Barry Manilow and Bruce Sussman’s musical Harmony has had a wild ride of a journey to Broadway, one that began 30 years ago and endured all sorts of bumps along the way. It wasn’t until they hooked up with director/choreographer Warren Carlyle that they managed to get it past the finish line, and Carlyle, who first met the writers decades ago as a chorus boy in their musical Copacabana, proved to be the ideal collaborator. In Carlyle’s haunting staging at the Barrymore Theatre, the set (by Beowulf Boritt) is a giant mirrored box in all black, aiming to reflect the audience’s culpability in this story of a mostly Jewish singing group whose careers and worldwide successes were virtually erased by Hitler.
It’s a tough subject, and one that has only gotten tougher in recent months. And that’s why Carlyle feels such a responsibility to the material, the Jewish community, and the Comedian Harmonists, whose stories are brought back to life eight times a week.
This conversation has been condensed and edited for clarity.
Seeing Harmony made me want to look everything up about the real story behind the six guys, and I’m upset that the one version of the original documentary that I found on YouTube is in German, which I don’t speak. But it’s such a fascinating story.
It’s really interesting, right? I was captured by the true story element. These are real flesh and blood guys who existed. I felt a strange pull toward telling the story and getting it right, or at least making it as real as I could. I’m so glad you were interested in them. It’s such a curious piece, right? And we struggle now with, will it reach a wider audience? I don’t know. I am not Jewish, but I find it wildly compelling.
I was going to say, I’m sure the resonance down at the Museum of Jewish Heritage was astounding on a spiritual level when you all did the show almost two years ago. Was there a visible shift in reaction when you began previews on Broadway, in light of all that’s going on in the Middle East now?
It’s interesting. We don’t have many devoutly Jewish members of the cast, but we have a couple, and they certainly were affected by it. There’s a line by Einstein that gets a gasp from the audience now, and there’s also a beautiful line at the beginning of the wedding scene. Chip stands center stage and says “As you enter the house of Israel, may you find happiness and peace.” I was always just like “Oh, it’s a wedding.” You do the circling, the ring goes on that finger, you step on the glass, I did all my homework to make it a very traditional Jewish wedding. But the words struck me differently. And there’s a scene with the Standartenführer, when he gets on stage and the three Jewish characters are huddled together, Danny Kornfeld, Zal Owen, and Julie Benko. They realize that they can’t fight it, that there’s no way for them to win. Moments like that have struck me personally, and audiences seem to be hit in the same way.
I was impressed by the accuracy of the wedding scene in particular, in terms of the traditional aspects.
I really care about it. I just wanted to get it right. I’m very respectful and I feel a duty to getting this story right, to represent the Jewish faith. It’s really tricky. There’s a responsibility that comes with it that’s different than tap dancing and throwing books.
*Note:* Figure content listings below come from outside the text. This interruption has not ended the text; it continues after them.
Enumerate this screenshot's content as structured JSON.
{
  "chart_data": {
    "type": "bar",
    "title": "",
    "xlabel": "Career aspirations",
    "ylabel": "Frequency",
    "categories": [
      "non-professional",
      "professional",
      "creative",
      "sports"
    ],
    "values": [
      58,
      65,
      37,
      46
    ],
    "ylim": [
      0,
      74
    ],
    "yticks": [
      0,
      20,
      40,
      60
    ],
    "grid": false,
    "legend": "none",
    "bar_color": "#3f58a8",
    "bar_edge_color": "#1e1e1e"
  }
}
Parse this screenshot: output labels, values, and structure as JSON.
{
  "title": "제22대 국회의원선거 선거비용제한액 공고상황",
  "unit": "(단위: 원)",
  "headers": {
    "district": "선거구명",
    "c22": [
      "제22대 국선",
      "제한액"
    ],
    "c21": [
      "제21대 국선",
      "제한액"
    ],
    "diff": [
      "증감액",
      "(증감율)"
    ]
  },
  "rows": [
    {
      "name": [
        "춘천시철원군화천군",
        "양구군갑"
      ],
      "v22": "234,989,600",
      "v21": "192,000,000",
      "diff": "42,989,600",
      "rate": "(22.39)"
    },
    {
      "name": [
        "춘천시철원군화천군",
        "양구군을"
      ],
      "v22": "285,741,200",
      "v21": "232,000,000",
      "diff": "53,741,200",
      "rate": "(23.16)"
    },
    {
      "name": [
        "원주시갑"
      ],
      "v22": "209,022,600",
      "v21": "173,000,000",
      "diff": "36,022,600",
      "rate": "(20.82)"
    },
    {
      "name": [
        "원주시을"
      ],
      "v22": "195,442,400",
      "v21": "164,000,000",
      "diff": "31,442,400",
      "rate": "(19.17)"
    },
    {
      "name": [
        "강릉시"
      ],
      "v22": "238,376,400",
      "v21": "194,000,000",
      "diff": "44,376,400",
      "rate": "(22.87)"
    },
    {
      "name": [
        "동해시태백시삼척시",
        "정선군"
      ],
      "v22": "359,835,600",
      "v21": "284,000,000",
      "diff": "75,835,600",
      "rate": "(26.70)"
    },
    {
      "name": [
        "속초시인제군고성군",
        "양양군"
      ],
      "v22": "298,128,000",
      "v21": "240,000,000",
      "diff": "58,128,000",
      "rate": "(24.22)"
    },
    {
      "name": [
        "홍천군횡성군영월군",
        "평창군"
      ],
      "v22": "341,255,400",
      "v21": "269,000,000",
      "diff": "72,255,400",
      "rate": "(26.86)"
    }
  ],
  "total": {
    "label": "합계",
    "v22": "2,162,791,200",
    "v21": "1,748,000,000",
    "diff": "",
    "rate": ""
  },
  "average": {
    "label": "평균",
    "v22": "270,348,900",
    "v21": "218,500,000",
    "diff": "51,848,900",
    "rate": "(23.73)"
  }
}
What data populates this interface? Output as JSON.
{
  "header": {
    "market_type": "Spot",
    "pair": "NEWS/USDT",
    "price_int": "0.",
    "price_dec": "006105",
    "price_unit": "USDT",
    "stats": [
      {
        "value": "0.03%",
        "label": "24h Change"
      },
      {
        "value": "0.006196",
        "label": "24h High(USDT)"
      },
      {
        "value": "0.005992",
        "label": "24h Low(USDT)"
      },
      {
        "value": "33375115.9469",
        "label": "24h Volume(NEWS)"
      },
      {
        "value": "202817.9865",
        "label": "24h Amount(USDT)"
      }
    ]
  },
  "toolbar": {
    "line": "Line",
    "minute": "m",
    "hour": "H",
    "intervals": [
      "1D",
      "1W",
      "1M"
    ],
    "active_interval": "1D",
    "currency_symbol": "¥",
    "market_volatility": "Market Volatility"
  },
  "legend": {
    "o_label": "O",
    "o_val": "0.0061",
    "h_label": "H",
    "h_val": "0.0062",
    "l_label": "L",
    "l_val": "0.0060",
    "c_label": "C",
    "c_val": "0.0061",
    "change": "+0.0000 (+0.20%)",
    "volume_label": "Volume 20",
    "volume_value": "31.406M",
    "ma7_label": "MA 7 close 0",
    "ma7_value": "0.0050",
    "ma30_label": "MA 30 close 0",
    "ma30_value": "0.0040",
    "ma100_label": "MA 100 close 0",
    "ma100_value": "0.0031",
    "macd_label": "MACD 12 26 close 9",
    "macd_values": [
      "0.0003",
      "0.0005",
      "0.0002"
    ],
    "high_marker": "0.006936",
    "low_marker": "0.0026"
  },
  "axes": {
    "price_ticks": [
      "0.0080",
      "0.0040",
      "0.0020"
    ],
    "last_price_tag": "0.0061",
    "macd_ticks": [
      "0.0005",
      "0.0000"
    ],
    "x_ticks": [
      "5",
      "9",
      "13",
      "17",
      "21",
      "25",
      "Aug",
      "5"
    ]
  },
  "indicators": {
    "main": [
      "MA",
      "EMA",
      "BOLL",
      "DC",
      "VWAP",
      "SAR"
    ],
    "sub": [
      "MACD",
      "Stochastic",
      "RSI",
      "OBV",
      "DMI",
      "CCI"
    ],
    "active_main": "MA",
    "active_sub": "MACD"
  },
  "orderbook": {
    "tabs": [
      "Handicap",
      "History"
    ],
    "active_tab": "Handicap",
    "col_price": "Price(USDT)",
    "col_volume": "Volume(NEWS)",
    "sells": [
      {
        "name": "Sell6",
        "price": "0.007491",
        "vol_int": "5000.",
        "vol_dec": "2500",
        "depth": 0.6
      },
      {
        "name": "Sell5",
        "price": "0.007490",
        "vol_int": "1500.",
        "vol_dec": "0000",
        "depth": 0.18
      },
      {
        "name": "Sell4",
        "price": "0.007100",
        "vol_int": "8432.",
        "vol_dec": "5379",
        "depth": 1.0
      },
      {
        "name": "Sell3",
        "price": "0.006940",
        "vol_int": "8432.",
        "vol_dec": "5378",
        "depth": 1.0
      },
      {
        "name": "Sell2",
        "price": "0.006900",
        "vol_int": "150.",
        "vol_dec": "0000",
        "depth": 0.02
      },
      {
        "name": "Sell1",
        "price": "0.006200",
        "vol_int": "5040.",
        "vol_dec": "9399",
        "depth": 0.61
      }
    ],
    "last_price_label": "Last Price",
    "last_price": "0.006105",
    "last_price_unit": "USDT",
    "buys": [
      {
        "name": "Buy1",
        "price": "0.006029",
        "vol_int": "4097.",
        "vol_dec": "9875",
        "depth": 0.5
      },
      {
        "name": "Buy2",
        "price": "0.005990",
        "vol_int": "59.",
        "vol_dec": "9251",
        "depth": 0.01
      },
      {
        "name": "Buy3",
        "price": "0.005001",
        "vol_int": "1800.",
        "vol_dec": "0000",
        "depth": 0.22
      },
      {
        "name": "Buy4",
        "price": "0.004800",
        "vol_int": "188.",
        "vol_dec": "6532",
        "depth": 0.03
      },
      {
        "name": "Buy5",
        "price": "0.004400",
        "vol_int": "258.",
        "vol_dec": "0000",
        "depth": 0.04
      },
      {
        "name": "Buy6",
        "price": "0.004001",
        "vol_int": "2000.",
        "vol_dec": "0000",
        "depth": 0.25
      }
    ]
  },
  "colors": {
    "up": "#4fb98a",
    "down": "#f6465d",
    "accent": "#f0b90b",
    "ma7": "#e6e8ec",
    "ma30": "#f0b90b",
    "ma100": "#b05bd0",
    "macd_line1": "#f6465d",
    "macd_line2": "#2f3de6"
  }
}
It struck me in a more adult way.
There are so many elements in your production that strike me as having been directly influenced by Hal Prince’s Cabaret, and Bob Fosse’s version of Cabaret, and certainly Brecht. Can you talk about that?
That’s actually a good question. It’s kind of astute. I was hoping no one noticed! [Laughs] The parallels are interesting and were there in my mind. Between the downtown run and Broadway, I went back and watched Bob Fosse’s movie of Cabaret because I was looking for a prototype that entertained and then terrified. A lot of my thoughts were based on that movie. What I loved about it was, it layered things. Our rally scene: Downtown, I did one thing at a time. Uptown, I had more crossovers. I had different flags. I had different video content. Fosse does that brilliant thing where they’re walking down the street and you see a incidentally see a Swastika. He was always layering. A message was always buried somewhere. I’m embarrassed that I wasn’t sophisticated enough to layer it like that downtown. Uptown, I think we all just knew it better and were more on top of the material.
The shiny black box of a set was always there. It has to do two things: it does have to entertain you, and like a fun house, it also has to terrify you and be this inky black world where people can just walk in and out of it. And because it’s a memory play, and Chip’s character doesn’t want to remember the whole thing, I wanted fractured images. I’m also holding the giant mirror up to the audience. The Machiavellian part of the direction is making everyone look in the mirror to say that they’re letting it happen. This is about bearing witness and holding the audience accountable.
I find it very moving. On opening night, I had to give a speech so I was digging my nails into my hands. Having to give a speech is a nightmare, but I had to say thank you to those fellas. They really deserved it. They never gave up after 30 years of disappointments and speed bumps, so to be able to deliver the gift of this show for them at this particular time, I just love it. And having been a chorus boy in Copacabana, I never could have seen this coming. I never could have predicted in my wildest dreams that I would find myself directing their Broadway show 30 years later. It’s a highly emotional endeavor.